Henry reprit la contemplation du paysage par-delà la fenêtre.

Un lourd silence s’étira entre nous. Malgré la tentation, je n’osais pas le rompre préférant lui laisser digérer tout ce que nous venions de nous dire.

Même pour moi, ça avait été éprouvant, alors pour lui, je n’imaginais même pas. Pourtant, il avait fait front sans faiblir.

Sacrée force de caractère quand même. Je crois bien qu’à sa place, je me serais effondrée.

Après ce qui me sembla une éternité, il revint s’installer face à moi les traits légèrement chiffonnés.

— Je m’occupe de Jérôme depuis plus de dix ans, m’avoua-t-il, la voix rauque. Et pendant tout ce temps, j’étais persuadé qu’il nous en voulait à Muriel et à moi pour son accident. Je n’avais jamais mesuré à quel point il se sentait coupable de ce qui s’est passé.

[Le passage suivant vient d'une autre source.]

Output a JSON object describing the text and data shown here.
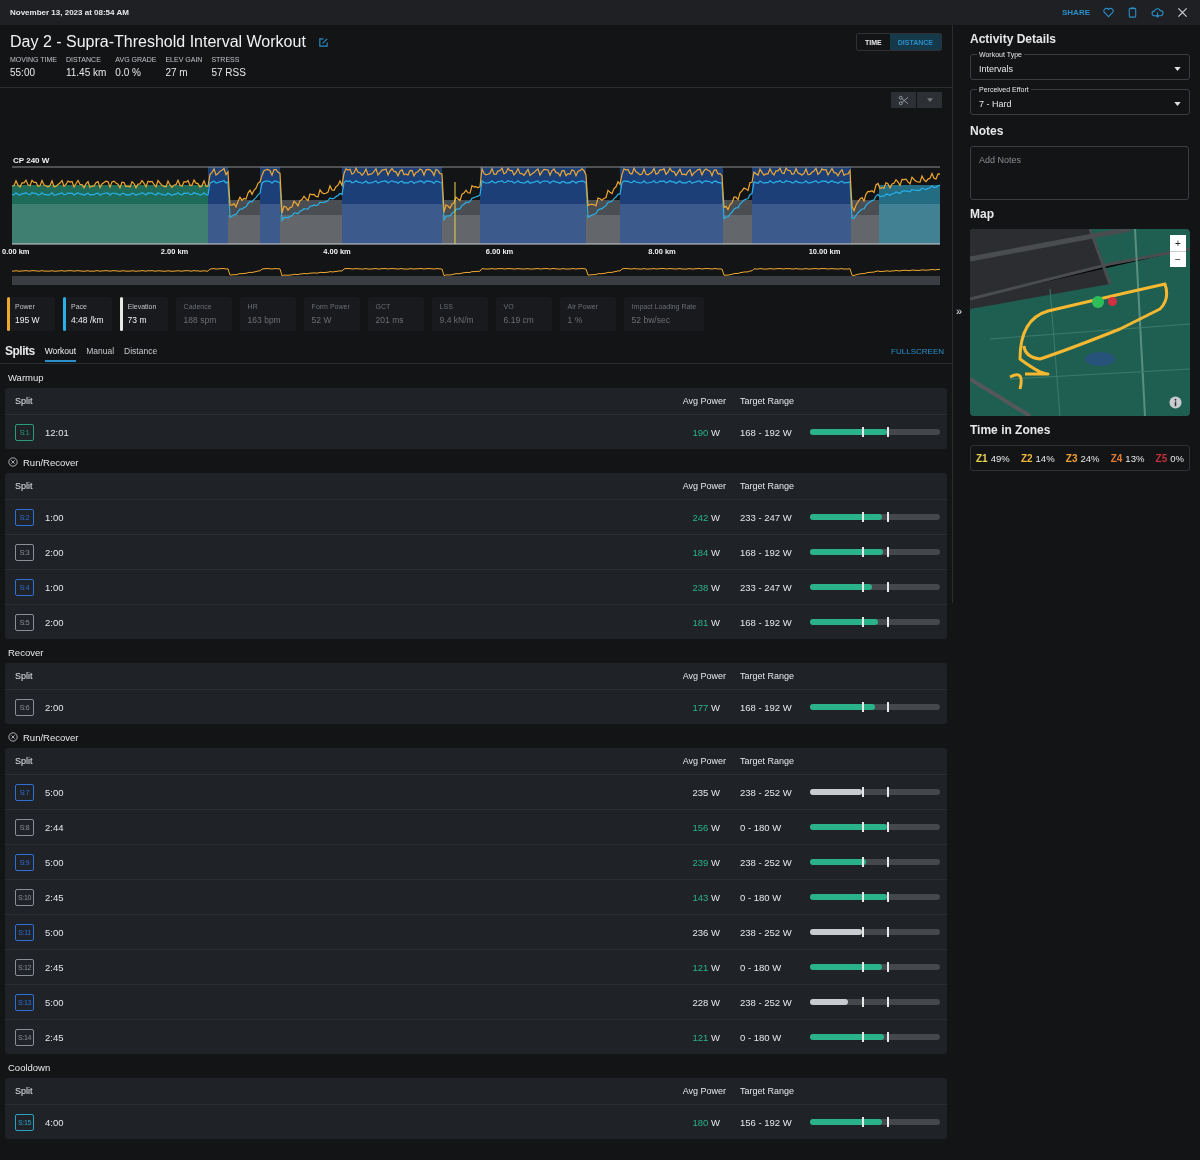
{
  "top_bar": {
    "date": "November 13, 2023 at 08:54 AM",
    "share": "SHARE"
  },
  "title": "Day 2 - Supra-Threshold Interval Workout",
  "stats": [
    {
      "label": "MOVING TIME",
      "value": "55:00"
    },
    {
      "label": "DISTANCE",
      "value": "11.45 km"
    },
    {
      "label": "AVG GRADE",
      "value": "0.0 %"
    },
    {
      "label": "ELEV GAIN",
      "value": "27 m"
    },
    {
      "label": "STRESS",
      "value": "57 RSS"
    }
  ],
  "view_toggle": [
    {
      "label": "TIME",
      "selected": false
    },
    {
      "label": "DISTANCE",
      "selected": true
    }
  ],
  "chart": {
    "cp_label": "CP 240 W",
    "x_ticks": [
      "0.00 km",
      "2.00 km",
      "4.00 km",
      "6.00 km",
      "8.00 km",
      "10.00 km"
    ]
  },
  "metrics": [
    {
      "label": "Power",
      "value": "195 W",
      "selected": true,
      "color": "#f0a830"
    },
    {
      "label": "Pace",
      "value": "4:48 /km",
      "selected": true,
      "color": "#2ab0e8"
    },
    {
      "label": "Elevation",
      "value": "73 m",
      "selected": true,
      "color": "#e8e8e8"
    },
    {
      "label": "Cadence",
      "value": "188 spm",
      "selected": false
    },
    {
      "label": "HR",
      "value": "163 bpm",
      "selected": false
    },
    {
      "label": "Form Power",
      "value": "52 W",
      "selected": false
    },
    {
      "label": "GCT",
      "value": "201 ms",
      "selected": false
    },
    {
      "label": "LSS",
      "value": "9.4 kN/m",
      "selected": false
    },
    {
      "label": "VO",
      "value": "6.19 cm",
      "selected": false
    },
    {
      "label": "Air Power",
      "value": "1 %",
      "selected": false
    },
    {
      "label": "Impact Loading Rate",
      "value": "52 bw/sec",
      "selected": false
    }
  ],
  "splits": {
    "title": "Splits",
    "tabs": [
      {
        "label": "Workout",
        "selected": true
      },
      {
        "label": "Manual",
        "selected": false
      },
      {
        "label": "Distance",
        "selected": false
      }
    ],
    "fullscreen": "FULLSCREEN",
    "groups": [
      {
        "title": "Warmup",
        "collapsible": false,
        "columns": [
          "Split",
          "Avg Power",
          "Target Range"
        ],
        "rows": [
          {
            "split": "S:1",
            "color": "#2a9d78",
            "duration": "12:01",
            "power": "190",
            "unit": "W",
            "range": "168 - 192 W",
            "in_range": true,
            "level": 0.59
          }
        ]
      },
      {
        "title": "Run/Recover",
        "collapsible": true,
        "columns": [
          "Split",
          "Avg Power",
          "Target Range"
        ],
        "rows": [
          {
            "split": "S:2",
            "color": "#2f6fd6",
            "duration": "1:00",
            "power": "242",
            "unit": "W",
            "range": "233 - 247 W",
            "in_range": true,
            "level": 0.55
          },
          {
            "split": "S:3",
            "color": "#8a8f96",
            "duration": "2:00",
            "power": "184",
            "unit": "W",
            "range": "168 - 192 W",
            "in_range": true,
            "level": 0.56
          },
          {
            "split": "S:4",
            "color": "#2f6fd6",
            "duration": "1:00",
            "power": "238",
            "unit": "W",
            "range": "233 - 247 W",
            "in_range": true,
            "level": 0.48
          },
          {
            "split": "S:5",
            "color": "#8a8f96",
            "duration": "2:00",
            "power": "181",
            "unit": "W",
            "range": "168 - 192 W",
            "in_range": true,
            "level": 0.52
          }
        ]
      },
      {
        "title": "Recover",
        "collapsible": false,
        "columns": [
          "Split",
          "Avg Power",
          "Target Range"
        ],
        "rows": [
          {
            "split": "S:6",
            "color": "#8a8f96",
            "duration": "2:00",
            "power": "177",
            "unit": "W",
            "range": "168 - 192 W",
            "in_range": true,
            "level": 0.5
          }
        ]
      },
      {
        "title": "Run/Recover",
        "collapsible": true,
        "columns": [
          "Split",
          "Avg Power",
          "Target Range"
        ],
        "rows": [
          {
            "split": "S:7",
            "color": "#2f6fd6",
            "duration": "5:00",
            "power": "235",
            "unit": "W",
            "range": "238 - 252 W",
            "in_range": false,
            "level": 0.4
          },
          {
            "split": "S:8",
            "color": "#8a8f96",
            "duration": "2:44",
            "power": "156",
            "unit": "W",
            "range": "0 - 180 W",
            "in_range": true,
            "level": 0.59
          },
          {
            "split": "S:9",
            "color": "#2f6fd6",
            "duration": "5:00",
            "power": "239",
            "unit": "W",
            "range": "238 - 252 W",
            "in_range": true,
            "level": 0.43
          },
          {
            "split": "S:10",
            "color": "#8a8f96",
            "duration": "2:45",
            "power": "143",
            "unit": "W",
            "range": "0 - 180 W",
            "in_range": true,
            "level": 0.59
          },
          {
            "split": "S:11",
            "color": "#2f6fd6",
            "duration": "5:00",
            "power": "236",
            "unit": "W",
            "range": "238 - 252 W",
            "in_range": false,
            "level": 0.4
          },
          {
            "split": "S:12",
            "color": "#8a8f96",
            "duration": "2:45",
            "power": "121",
            "unit": "W",
            "range": "0 - 180 W",
            "in_range": true,
            "level": 0.55
          },
          {
            "split": "S:13",
            "color": "#2f6fd6",
            "duration": "5:00",
            "power": "228",
            "unit": "W",
            "range": "238 - 252 W",
            "in_range": false,
            "level": 0.29
          },
          {
            "split": "S:14",
            "color": "#8a8f96",
            "duration": "2:45",
            "power": "121",
            "unit": "W",
            "range": "0 - 180 W",
            "in_range": true,
            "level": 0.57
          }
        ]
      },
      {
        "title": "Cooldown",
        "collapsible": false,
        "columns": [
          "Split",
          "Avg Power",
          "Target Range"
        ],
        "rows": [
          {
            "split": "S:15",
            "color": "#2ba3c7",
            "duration": "4:00",
            "power": "180",
            "unit": "W",
            "range": "156 - 192 W",
            "in_range": true,
            "level": 0.55
          }
        ]
      }
    ]
  },
  "details": {
    "title": "Activity Details",
    "fields": [
      {
        "label": "Workout Type",
        "value": "Intervals"
      },
      {
        "label": "Perceived Effort",
        "value": "7 - Hard"
      }
    ],
    "notes_title": "Notes",
    "notes_placeholder": "Add Notes",
    "map_title": "Map",
    "collapse_handle": "»",
    "zoom_in": "+",
    "zoom_out": "−",
    "zones_title": "Time in Zones",
    "zones": [
      {
        "label": "Z1",
        "value": "49%",
        "color": "#e8d44d"
      },
      {
        "label": "Z2",
        "value": "14%",
        "color": "#f0b73a"
      },
      {
        "label": "Z3",
        "value": "24%",
        "color": "#f0a030"
      },
      {
        "label": "Z4",
        "value": "13%",
        "color": "#e07b35"
      },
      {
        "label": "Z5",
        "value": "0%",
        "color": "#c0303a"
      }
    ]
  }
}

Il s’avachit sur sa chaise d’une manière qui lui ressemblait bien peu.

— Non en réalité, c’est pire que ça. Je le sais depuis longtemps, mais j’ai refusé de le voir parce que…

— Parce que tant que vous n’en parliez pas, vous pouviez vous mentir à vous même ? Vous persuader que tout n’était qu’interprétation biaisée de votre part ? Parce qu’un mensonge, même sordide, était moins douloureux que cette vérité-là ?

Il me dévisagea avec un air incrédule qui semblait me demander comment je pouvais le savoir.

Je lui souris tristement.

— Moi aussi je suis douée pour me voiler la face, lui concédai-je un peu plus émue que je l’aurais voulu. Seulement comme vous, j’ai découvert à mes dépends que quelle que soit la supercherie, un jour les masques tombent et là, c’est comme si le monde s’ouvrait sous vos pieds pour vous engloutir.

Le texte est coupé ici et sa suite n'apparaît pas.